Ilgaz’ın son sahnedeki patlamasının sebebi tüm bölüm boyunca topladığı gerilimdi. Diziye yeni dahil olan Fırat karakteri de son noktası oldu ve olabilecek en saçma cümlelerle içindeki kırgınlığı dışarıya vurup Ceylin’i incitti. Ilgaz’ı henüz yeni babasını kaybetmiş bir çocuk olarak düşünürsek çok sevdiği karısı tarafından henüz kendini bile affedemediği bir geçmişle sorgulanmasını üzerine bir de kıskançlık krizine girmesini her ne kadar haklı bulmasam da anlayabiliyorum. Tıpkı Ceylin’i anlayabildiğim gibi. İkisinin gözünden de ayrı ayrı baktığımdaikisine de hak veriyorum.

Fırat karakteri hakkında da birkaç bir şey söylemek istiyorum. Nil karakterine karşı ne hissettiysem Fırat’a karşı da aynı hisleri hissettim. Yargı gibi bir dizide üçgen denilen ilişkiler sarmalına yer olmadığını düşünüyorum. Kıskanılmak güzel bir şey, kıskanmak da öyle. Sevdiğiniz kişiyi gözünüzden bile sakınırsınız yeri geldiğinde ancak dozunda. Ilgaz’ın ismini de Ceylin’in ismini de bir başkasının isminin yanına yazamıyorum. Çünkü bazı insanlar sadece birbiri için yaratılmıştır.
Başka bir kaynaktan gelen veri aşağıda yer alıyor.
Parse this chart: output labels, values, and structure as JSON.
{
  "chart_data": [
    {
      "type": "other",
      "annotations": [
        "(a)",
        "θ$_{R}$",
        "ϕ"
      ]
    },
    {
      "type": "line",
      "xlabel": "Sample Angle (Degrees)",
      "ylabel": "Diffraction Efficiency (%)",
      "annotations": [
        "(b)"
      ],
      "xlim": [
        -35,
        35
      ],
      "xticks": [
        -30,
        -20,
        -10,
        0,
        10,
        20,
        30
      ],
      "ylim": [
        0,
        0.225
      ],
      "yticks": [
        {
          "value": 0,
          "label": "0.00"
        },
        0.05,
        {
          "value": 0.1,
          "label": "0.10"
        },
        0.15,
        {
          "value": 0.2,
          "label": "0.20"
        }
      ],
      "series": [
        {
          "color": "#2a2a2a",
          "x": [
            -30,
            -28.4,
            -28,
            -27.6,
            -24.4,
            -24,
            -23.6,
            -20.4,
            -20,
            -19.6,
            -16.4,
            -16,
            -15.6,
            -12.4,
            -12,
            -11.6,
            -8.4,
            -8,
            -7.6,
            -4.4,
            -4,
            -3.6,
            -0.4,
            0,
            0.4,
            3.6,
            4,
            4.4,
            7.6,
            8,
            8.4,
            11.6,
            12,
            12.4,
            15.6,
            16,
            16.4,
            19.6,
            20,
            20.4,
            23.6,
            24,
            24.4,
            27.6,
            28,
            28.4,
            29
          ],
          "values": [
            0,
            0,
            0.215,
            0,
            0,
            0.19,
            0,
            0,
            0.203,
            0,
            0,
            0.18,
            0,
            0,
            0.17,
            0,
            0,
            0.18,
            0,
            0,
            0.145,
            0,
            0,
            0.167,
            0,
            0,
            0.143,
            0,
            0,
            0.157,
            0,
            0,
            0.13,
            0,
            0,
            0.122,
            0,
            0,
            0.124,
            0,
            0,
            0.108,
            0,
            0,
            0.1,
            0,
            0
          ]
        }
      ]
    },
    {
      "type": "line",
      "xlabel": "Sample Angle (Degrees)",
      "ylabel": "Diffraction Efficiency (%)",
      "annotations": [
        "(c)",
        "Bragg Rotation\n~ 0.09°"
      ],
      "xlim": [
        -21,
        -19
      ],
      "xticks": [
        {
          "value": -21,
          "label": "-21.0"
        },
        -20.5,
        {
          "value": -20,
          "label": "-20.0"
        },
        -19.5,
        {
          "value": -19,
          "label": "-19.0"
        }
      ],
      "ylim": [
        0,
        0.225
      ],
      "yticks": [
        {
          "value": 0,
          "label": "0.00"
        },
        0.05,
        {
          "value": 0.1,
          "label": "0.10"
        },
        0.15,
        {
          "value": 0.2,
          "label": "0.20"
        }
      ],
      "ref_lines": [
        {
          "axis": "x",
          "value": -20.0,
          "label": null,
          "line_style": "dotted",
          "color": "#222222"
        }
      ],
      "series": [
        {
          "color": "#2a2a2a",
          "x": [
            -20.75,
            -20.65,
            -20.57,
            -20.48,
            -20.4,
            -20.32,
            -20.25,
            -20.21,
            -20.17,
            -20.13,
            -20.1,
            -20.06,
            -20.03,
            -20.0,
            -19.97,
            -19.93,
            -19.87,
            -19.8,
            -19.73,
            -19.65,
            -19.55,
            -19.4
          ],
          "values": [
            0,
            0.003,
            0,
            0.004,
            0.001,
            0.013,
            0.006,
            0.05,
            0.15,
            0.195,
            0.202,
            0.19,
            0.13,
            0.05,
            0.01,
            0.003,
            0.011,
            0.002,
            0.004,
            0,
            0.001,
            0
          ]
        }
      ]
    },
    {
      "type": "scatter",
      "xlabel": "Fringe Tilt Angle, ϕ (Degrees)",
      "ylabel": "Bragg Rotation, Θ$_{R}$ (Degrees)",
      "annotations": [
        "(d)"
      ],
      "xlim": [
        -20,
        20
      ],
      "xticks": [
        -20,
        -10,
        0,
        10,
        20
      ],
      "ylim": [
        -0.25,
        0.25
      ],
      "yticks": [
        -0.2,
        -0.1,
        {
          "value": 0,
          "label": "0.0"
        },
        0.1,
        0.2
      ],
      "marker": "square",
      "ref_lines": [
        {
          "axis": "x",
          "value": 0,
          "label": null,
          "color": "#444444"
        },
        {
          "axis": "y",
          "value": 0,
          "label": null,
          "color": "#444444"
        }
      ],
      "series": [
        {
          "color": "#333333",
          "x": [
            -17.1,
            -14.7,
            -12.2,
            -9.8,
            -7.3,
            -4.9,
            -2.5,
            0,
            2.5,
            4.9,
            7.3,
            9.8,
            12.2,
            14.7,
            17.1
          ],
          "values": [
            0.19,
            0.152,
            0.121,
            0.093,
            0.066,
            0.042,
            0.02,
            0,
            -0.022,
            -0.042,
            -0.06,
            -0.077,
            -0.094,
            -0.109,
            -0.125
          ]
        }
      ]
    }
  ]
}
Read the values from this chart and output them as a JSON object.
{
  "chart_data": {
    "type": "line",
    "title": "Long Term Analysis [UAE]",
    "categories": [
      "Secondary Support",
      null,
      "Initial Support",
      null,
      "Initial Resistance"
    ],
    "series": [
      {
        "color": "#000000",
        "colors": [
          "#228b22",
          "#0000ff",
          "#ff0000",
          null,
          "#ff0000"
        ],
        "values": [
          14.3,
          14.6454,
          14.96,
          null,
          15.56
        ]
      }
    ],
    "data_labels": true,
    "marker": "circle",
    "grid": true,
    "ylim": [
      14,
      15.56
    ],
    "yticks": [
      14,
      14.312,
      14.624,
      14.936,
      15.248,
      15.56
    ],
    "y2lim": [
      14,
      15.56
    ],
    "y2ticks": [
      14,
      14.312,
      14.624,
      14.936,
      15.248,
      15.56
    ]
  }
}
Ceylin’in “Bir bardak kırıldığında sorumlusu bendim.” cümlesi çok tanıdık ve hayattandı. Bazı insanların eline doğarız, bazılarını ise kendimiz hayatımıza alırız ve genelde bu insanlar bizi bunca zaman olduğumuz kişi için suçlarlar. Pişmemiş yemeğin sorumlusu biz olduğumuz gibi onların yolunda gitmeyen hayatlarının da sorumlusu biz oluruz. Öylesine inandırırlar ki bizi buna; biz artık kendimiz için bile kötü, yalancı, beceriksiz, kalpsiz oluruz. Tüm kötü sıfatları adımızın önünde taşırız gururla. Ancak insanlar bizi buna inandırmış olsalar bile biz aslında kötü, yalancı, beceriksiz veya kalpsiz değilizdir. Sadece insanızdır. Hata yapabiliriz, yapmışızdır, yapacağızdır. Çünkü insanız. Bazı konularda becerikli olmayabiliriz, kaba davranmış olabiliriz, yalan söylemek zorunda kalmış olabiliriz, çok fazla hata yapmış da olabilir ancak tüm bunlar sevilmeye layık olmadığımız veya dünyadaki tüm kötülüklerden sorumlu tutulmamız gerektiği anlamına gelmez. Bizi biz olduğumuz için seven o kişiyi bulduğumuzda ise tıpkı Ceylin’in yaptığı gibi köklerimizi ona bağlarız. O bizi biz olduğumuz için sever ve kabullenir çünkü. Ilgaz’ın Ceylin’in içinin beyazını görmesi, Ceylin’i Ceylin olduğu için sevmesi ve kabullenmesi gibi.
 
“İstediğin zaman ışığı söndür. Senin karanlığını da tanır ve severim.”
Rabindranath Tagore
 
Ilgaz ve Ceylin her ne kadar iki alakasız parça olsalar da aslında bir noktada birbirlerinin zıtlıklarını kabullendiler ve kusursuz bir uyuma sahip oldular. Bir aile oldular. Bir kızları var. Onca acıya rağmen hala bir şekilde birlikteliklerini devam ettiriyorlar.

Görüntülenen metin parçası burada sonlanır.